NIS2 (Network and Information Security Directive 2) ist eine EU-Richtlinie, die ein einheitlich hohes Cybersicherheitsniveau in der gesamten Union schaffen soll. Sie löst die ursprüngliche NIS-Richtlinie ab und erweitert deren Geltungsbereich erheblich. In Österreich wird NIS2 über ein nationales Umsetzungsgesetz verbindlich.

Im Kern verpflichtet NIS2 betroffene Unternehmen zu angemessenen technischen und organisatorischen Sicherheitsmaßnahmen, zu Meldepflichten bei Sicherheitsvorfällen und verankert eine persönliche Verantwortung der Geschäftsleitung.

Wer ist betroffen?

NIS2 gilt für mittlere und große Unternehmen in 18 als kritisch eingestuften Sektoren – darunter Energie, Gesundheit, Verkehr, Banken, digitale Infrastruktur, öffentliche Verwaltung, Produktion, Lebensmittel und viele mehr.
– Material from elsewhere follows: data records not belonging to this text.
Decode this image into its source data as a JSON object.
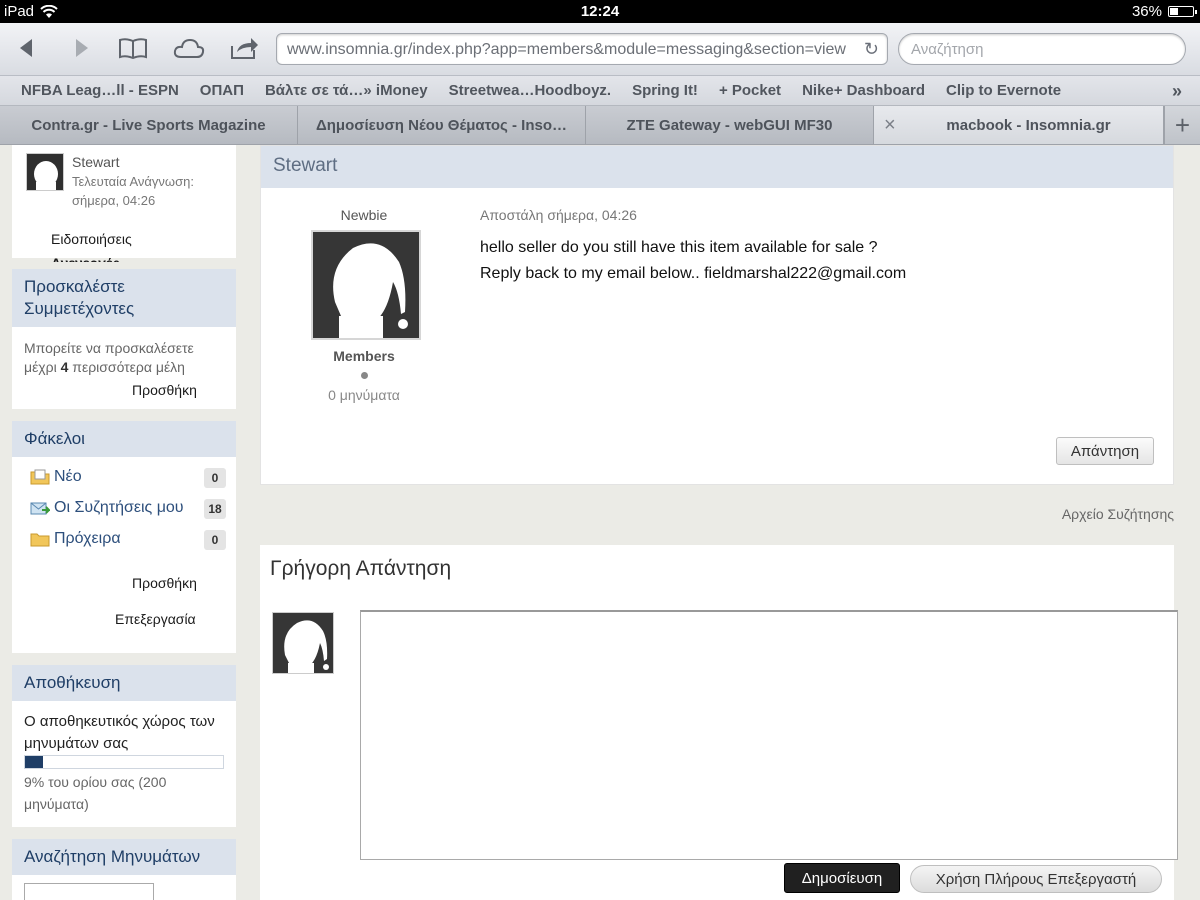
{
  "status_bar": {
    "device": "iPad",
    "time": "12:24",
    "battery": "36%",
    "battery_level": 0.36
  },
  "toolbar": {
    "url": "www.insomnia.gr/index.php?app=members&module=messaging&section=view",
    "search_placeholder": "Αναζήτηση"
  },
  "bookmarks": [
    "NFBA Leag…ll - ESPN",
    "ΟΠΑΠ",
    "Βάλτε σε τά…» iMoney",
    "Streetwea…Hoodboyz.",
    "Spring It!",
    "+ Pocket",
    "Nike+ Dashboard",
    "Clip to Evernote"
  ],
  "tabs": [
    "Contra.gr - Live Sports Magazine",
    "Δημοσίευση Νέου Θέματος - Inso…",
    "ZTE Gateway - webGUI MF30",
    "macbook - Insomnia.gr"
  ],
  "sidebar": {
    "user": {
      "name": "Stewart",
      "last_read": "Τελευταία Ανάγνωση:",
      "last_read_time": "σήμερα, 04:26"
    },
    "notifications_link": "Ειδοποιήσεις",
    "unread_cut": "Ανενεργές",
    "invite": {
      "title": "Προσκαλέστε Συμμετέχοντες",
      "text_a": "Μπορείτε να προσκαλέσετε",
      "text_b": "μέχρι ",
      "count": "4",
      "text_c": " περισσότερα μέλη",
      "add": "Προσθήκη"
    },
    "folders": {
      "title": "Φάκελοι",
      "items": [
        {
          "label": "Νέο",
          "count": "0"
        },
        {
          "label": "Οι Συζητήσεις μου",
          "count": "18"
        },
        {
          "label": "Πρόχειρα",
          "count": "0"
        }
      ],
      "add": "Προσθήκη",
      "edit": "Επεξεργασία"
    },
    "storage": {
      "title": "Αποθήκευση",
      "text": "Ο αποθηκευτικός χώρος των μηνυμάτων σας",
      "usage_percent": 9,
      "note": "9% του ορίου σας (200 μηνύματα)"
    },
    "search": {
      "title": "Αναζήτηση Μηνυμάτων"
    }
  },
  "message": {
    "author": "Stewart",
    "rank": "Newbie",
    "group": "Members",
    "posts": "0 μηνύματα",
    "sent": "Αποστάλη σήμερα, 04:26",
    "line1": "hello seller do you still have this item available for sale ?",
    "line2": "Reply back to my email below.. fieldmarshal222@gmail.com",
    "reply_button": "Απάντηση"
  },
  "archive_link": "Αρχείο Συζήτησης",
  "quick_reply": {
    "title": "Γρήγορη Απάντηση",
    "post_button": "Δημοσίευση",
    "full_editor_button": "Χρήση Πλήρους Επεξεργαστή"
  }
}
Entscheidend: Auch kleinere Unternehmen können betroffen sein, wenn sie wichtige Zulieferer oder Dienstleister kritischer Einrichtungen sind. Viele Betriebe unterschätzen daher ihre Betroffenheit.

• Mittlere Unternehmen: ab 50 Mitarbeitenden oder 10 Mio. € Jahresumsatz
• Große Unternehmen: ab 250 Mitarbeitenden oder 50 Mio. € Umsatz
• Zulieferer und Dienstleister kritischer Einrichtungen – unabhängig von der Größe

Welche Pflichten kommen auf Unternehmen zu?

NIS2 verlangt einen risikobasierten Ansatz. Zu den zentralen Anforderungen gehören:

• Risikoanalysen und Sicherheitskonzepte für Informationssysteme
• Maßnahmen zur Bewältigung von Sicherheitsvorfällen (Incident Management)
• Business Continuity Management, Backup und Disaster Recovery
• Sicherheit in der Lieferkette und bei Dienstleistern
• Verschlüsselung, Zugriffskontrolle und Multi-Faktor-Authentifizierung
• Schulungen und Awareness für Mitarbeitende
• Meldung erheblicher Vorfälle innerhalb kurzer Fristen

Was passiert bei Nichteinhaltung?

NIS2 sieht spürbare Sanktionen vor – bis hin zu hohen Geldbußen und der persönlichen Haftung von Geschäftsführern. Cybersicherheit wird damit endgültig zur Chefsache.

Was Sie jetzt konkret tun sollten

Der wichtigste erste Schritt ist Klarheit: Sind Sie betroffen – und wo stehen Sie heute? Ein strukturiertes Vorgehen erspart später viel Aufwand:

• Betroffenheit klären: Fallen Sie unter NIS2 – direkt oder als Zulieferer?
• Gap-Analyse: Wo erfüllen Sie die Anforderungen bereits, wo fehlt etwas?
• ISMS aufbauen: Ein Informationssicherheits-Managementsystem (z.B. nach ISO 27001) deckt viele NIS2-Anforderungen ab.
• Maßnahmen umsetzen: Technik, Prozesse und Dokumentation Schritt für Schritt etablieren.
• Mitarbeitende schulen: Der Mensch bleibt die wichtigste Verteidigungslinie.

Fazit

NIS2 ist kein bürokratisches Hindernis, sondern eine Chance, die eigene Widerstandsfähigkeit gegen Cyberangriffe deutlich zu erhöhen. Wer früh beginnt, vermeidet Zeitdruck, senkt Risiken und schafft Vertrauen bei Kunden und Partnern. Entscheidend ist, jetzt strukturiert zu starten – statt zu warten, bis die Frist drückt.